Lucky Boys Confusion


by Adam Williams

12 January 2004


Lucky or Good? Probably Both

No band in recent memory has matured more between its first and second albums than Lucky Boys Confusion. The group’s 2001 major label debut, Throwing the Game, was an interesting mix of influences ranging from reggae to power pop, highlighted by a simple thematic undertone of smoking, drinking, and having a good time. Harmless fun for the most part, it was a recording that added to the Boys’ loyal and growing fan base. Hidden behind the numerous 420 references, however, were keen senses of musicianship and willingness to experiment. The band’s new release, Commitment, finds the Boys pushing the creative envelope and tapping into their reservoir of potential with impressive results.

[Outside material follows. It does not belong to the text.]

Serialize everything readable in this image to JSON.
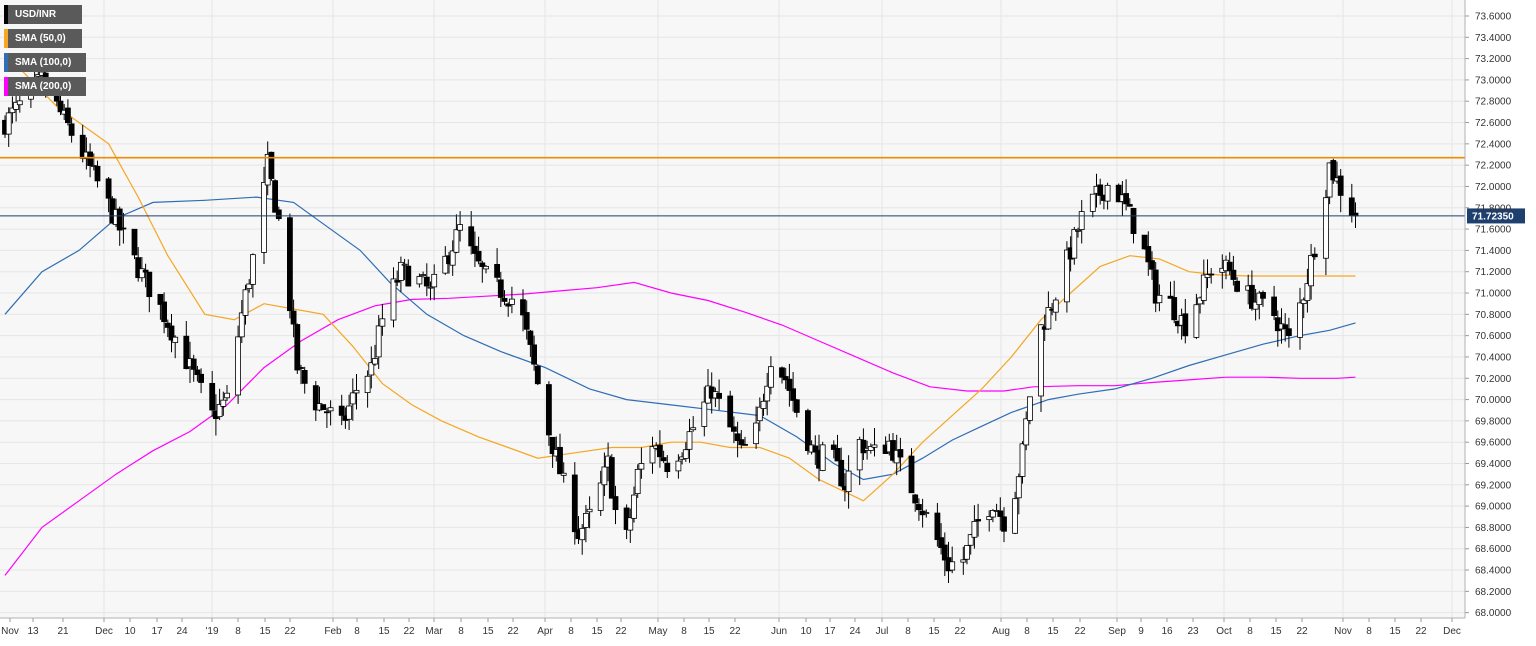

Lucky Boys’ growth spurt is similar to that of the embryonic Red Hot Chili Peppers. Initially known solely as a fun loving party band, the Peppers grew into a sophisticated musical entity on the heels of Anthony Kiedis’s development as a talented vocalist from his funky white boy rap beginnings. The difference between the two bands’ growth stages is sizable however; it took the Peppers seven years to evolve from their enjoyable, but limited self titled album to the hugely successful Blood Sugar Sex Majik. Lucky Boys have progressed as far in just a couple of years.

cover art

Lucky Boys Confusion


US: 21 Oct 2003
UK: Available as import

Over the course of two LBC albums, lead singer Stubhy has demonstrated a chameleon-like ability to change vocal gears at will; from his early Kiedis-esque efforts on Throwing the Game’s “Child’s Play” and “3 to 10” to the fluidity of “Fred Astaire”, Stubhy boasts an even greater range on Commitment. He displays equal comfort and confidence belting out the energized pop of “Closer to Our Graves”, going head to head with Half Pint on “Sunday Afternoon”, or employing surprising silkiness on “South Union” and “Ordinary”. He even takes a moment to indulge in a bit of fast paced techno screech on the powerful “You Weren’t There”.

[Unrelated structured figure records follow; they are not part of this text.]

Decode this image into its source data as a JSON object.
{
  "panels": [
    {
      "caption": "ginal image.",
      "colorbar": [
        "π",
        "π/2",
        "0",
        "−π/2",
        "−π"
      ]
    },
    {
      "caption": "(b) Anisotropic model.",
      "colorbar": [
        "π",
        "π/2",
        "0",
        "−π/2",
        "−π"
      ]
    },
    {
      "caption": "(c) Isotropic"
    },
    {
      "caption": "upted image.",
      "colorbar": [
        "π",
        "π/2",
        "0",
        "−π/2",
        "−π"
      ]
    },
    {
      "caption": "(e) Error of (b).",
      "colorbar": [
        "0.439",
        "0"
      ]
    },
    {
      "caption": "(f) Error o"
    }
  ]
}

Stubhy’s contributions notwithstanding, the band is grounded by a fine rhythm section and generally inventive guitar and keyboard work. The result is an amalgam of sound elements that are difficult to define, yet easy to recognize. Commitment’s title track is reminiscent of Sublime mixed with a trace of Queens of the Stone Age; the Half Pint collaboration brings back memories of UB40’s cover of “Red Red Wine”, while “Champions” bears a hint of early reggae inspired Clash.

More than simply an exercise in cutting and pasting, Commitment is an extremely well done pop album. The Boys’ writing has progressed past the beer bash chronicling phase and is now entering deep water with the thought provoking “Mr. Wilmington” and “Something to Believe In”. This is not to say that they still can’t rock the house, as the hit single “Hey Driver” will assuredly light up any party.

It will be interesting to watch LBC’s path to success, as they are still on the fringe of mainstream popularity. That is not necessarily a bad thing, since the band has nurtured a small legion of followers on Midwestern college campuses that is quickly spreading. Dave Matthews established himself much the same way on the university circuit, and now grosses tens of millions of dollars in sales and tour revenue.

Obviously there is quite a way to go for the Boys to reach the lofty commercial heights attained by Matthews or the Chili Peppers, but by being good, and lucky, the band is sure to have breakout success in the near future.